Why were Hyflux shareholders treated to a distribution three months before the company told perp holders that their S$15 million semi-annual coupon would be withheld in May? Were these moves made to ring-fence HyfluxShop from the troubled mother ship in the event creditors came calling? That's what some observers have suggested, and Ms Lum will have to answer to Hyflux's perp and pref holders.

There is still a perception that Hyflux would be saved because it operates a strategic asset. But the fact is PUB, the national water agency, is agnostic about who operates Tuaspring. Sembcorp or Keppel could easily take on the job if Hyflux goes bust.

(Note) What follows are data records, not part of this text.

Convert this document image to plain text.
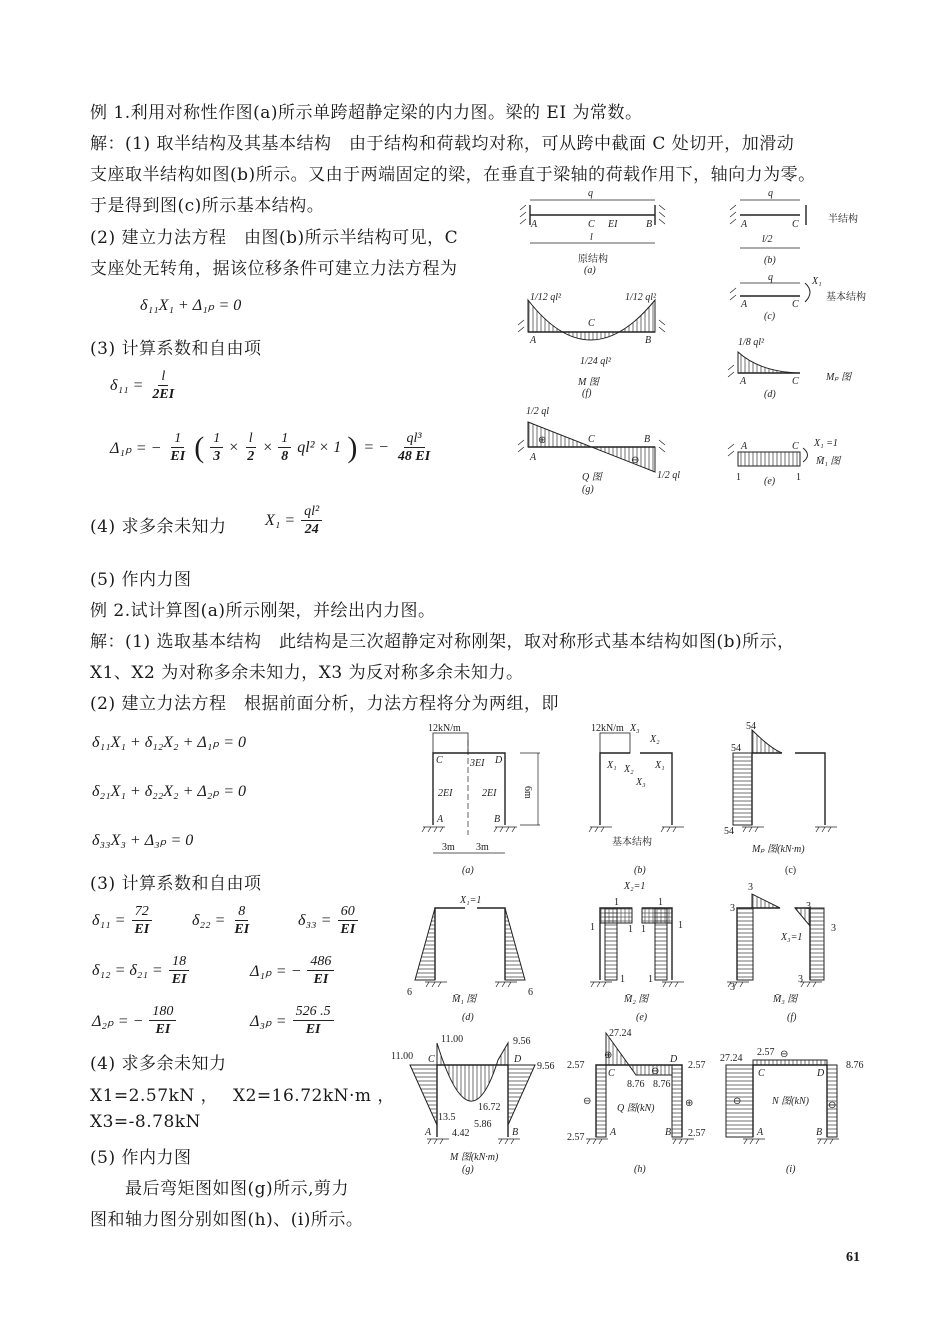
例 1.利用对称性作图(a)所示单跨超静定梁的内力图。梁的 EI 为常数。
解：(1) 取半结构及其基本结构　由于结构和荷载均对称，可从跨中截面 C 处切开，加滑动
支座取半结构如图(b)所示。又由于两端固定的梁，在垂直于梁轴的荷载作用下，轴向力为零。
于是得到图(c)所示基本结构。
(2) 建立力法方程　由图(b)所示半结构可见，C
支座处无转角，据该位移条件可建立力法方程为
δ₁₁X₁ + Δ₁ₚ = 0
(3) 计算系数和自由项
$\delta_{11} = \frac{l}{2EI}$
Δ₁ₚ = − $\frac{1}{EI}$ ( $\frac{1}{3} \times \frac{l}{2} \times \frac{1}{8} ql^2 \times 1$ ) = − $\frac{\text{ql³}}{48 EI}$
(4) 求多余未知力 $X_1 = \frac{\text{ql²}}{24}$
(5) 作内力图
例 2.试计算图(a)所示刚架，并绘出内力图。
解：(1) 选取基本结构　此结构是三次超静定对称刚架，取对称形式基本结构如图(b)所示，
X1、X2 为对称多余未知力，X3 为反对称多余未知力。
(2) 建立力法方程　根据前面分析，力法方程将分为两组，即
δ₁₁X₁ + δ₁₂X₂ + Δ₁ₚ = 0
δ₂₁X₁ + δ₂₂X₂ + Δ₂ₚ = 0
δ₃₃X₃ + Δ₃ₚ = 0
(3) 计算系数和自由项
$\delta_{11} = \frac{72}{EI} \delta_{22} = \frac{8}{EI}$	$\delta_{33} = \frac{60}{EI}$
$\delta_{12} = \delta_{21} = \frac{18}{EI}$	Δ₁ₚ = − $\frac{486}{EI}$
Δ₂ₚ = − $\frac{180}{EI}$	$\Delta_{3p} = \frac{526 .5}{EI}$
(4) 求多余未知力
X1=2.57kN ，　 X2=16.72kN·m ，
X3=-8.78kN
(5) 作内力图
　　最后弯矩图如图(g)所示,剪力
图和轴力图分别如图(h)、(i)所示。
61
q
A	C EI	B
l
原结构
(a)
q
A	C	半结构
l/2
(b)
q
A	C
X₁
基本结构
(c)
1/12 ql²	1/12 ql²
C
A	B
1/24 ql²
M 图
(f)
1/8 ql²
A	C	Mₚ 图
(d)
1/2 ql
⊕	C	B
⊖
A
1/2 ql
Q 图
(g)
A	C X₁ =1
M̄₁ 图
1	1
(e)
12kN/m
C	3EI D
2EI	2EI
A	B
6m
3m 3m
(a)
12kN/m X₃
X₂
X₁ X₂ X₁
X₃
基本结构
(b)
54
54
54
Mₚ 图(kN·m)
(c)
X₁=1
6	6
M̄₁ 图
(d)
X₂=1
1	1
1	1
1 1
1 1
M̄₂ 图
(e)
3
3	3
3
X₃=1
3
3
M̄₃ 图
(f)
11.00
11.00 C
9.56
D
9.56
13.5
16.72
5.86
4.42
A	B
M 图(kN·m)
(g)
27.24
⊕
2.57
C	⊖
D
2.57
8.76 8.76
⊖	⊕
Q 图(kN)
2.57	A	B 2.57
(h)
27.24
2.57 ⊖
8.76
C	D
⊖	N 图(kN) ⊖
A	B
(i)
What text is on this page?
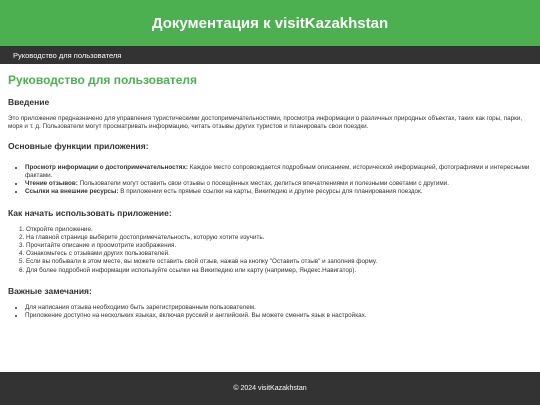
Документация к visitKazakhstan
Руководство для пользователя
Руководство для пользователя
Введение

Это приложение предназначено для управления туристическими достопримечательностями, просмотра информации о различных природных объектах, таких как горы, парки, моря и т. д. Пользователи могут просматривать информацию, читать отзывы других туристов и планировать свои поездки.

Основные функции приложения:
• Просмотр информации о достопримечательностях: Каждое место сопровождается подробным описанием, исторической информацией, фотографиями и интересными фактами.
• Чтение отзывов: Пользователи могут оставить свои отзывы о посещённых местах, делиться впечатлениями и полезными советами с другими.
• Ссылки на внешние ресурсы: В приложении есть прямые ссылки на карты, Википедию и другие ресурсы для планирования поездок.
Как начать использовать приложение:
1. Откройте приложение.
2. На главной странице выберите достопримечательность, которую хотите изучить.
3. Прочитайте описание и просмотрите изображения.
4. Ознакомьтесь с отзывами других пользователей.
5. Если вы побывали в этом месте, вы можете оставить свой отзыв, нажав на кнопку "Оставить отзыв" и заполнив форму.
6. Для более подробной информации используйте ссылки на Википедию или карту (например, Яндекс.Навигатор).
Важные замечания:
• Для написания отзыва необходимо быть зарегистрированным пользователем.
• Приложение доступно на нескольких языках, включая русский и английский. Вы можете сменить язык в настройках.

© 2024 visitKazakhstan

Asked by The Business Times how a winding-up of Hyflux might affect the ownership and operations of Tuaspring, a PUB spokesman said: "The plant is currently in operation and supplying desalinated water to PUB. PUB has been monitoring the developments closely and there are measures in place to keep the plant in continued operation."

In any case, the perps trustee has slapped Hyflux with a notice of default for missing the May payment.

For what it's worth, the event of default gives perp holders the power to order the trustee to initiate proceedings for Hyflux to be wound up - that is, if 75 per cent of the votes cast at an extraordinary general meeting are in favour of doing so, or if perp holders representing not less than 25 per cent in principal amount of the perps write in to the trustee to do so. In both cases, the trustee will require pre-funding and indemnification.

But liquidation is probably the worst case scenario for all concerned, so perp holders will still be hoping that Hyflux's proposed restructuring would offer them fair terms - and not be let down once again.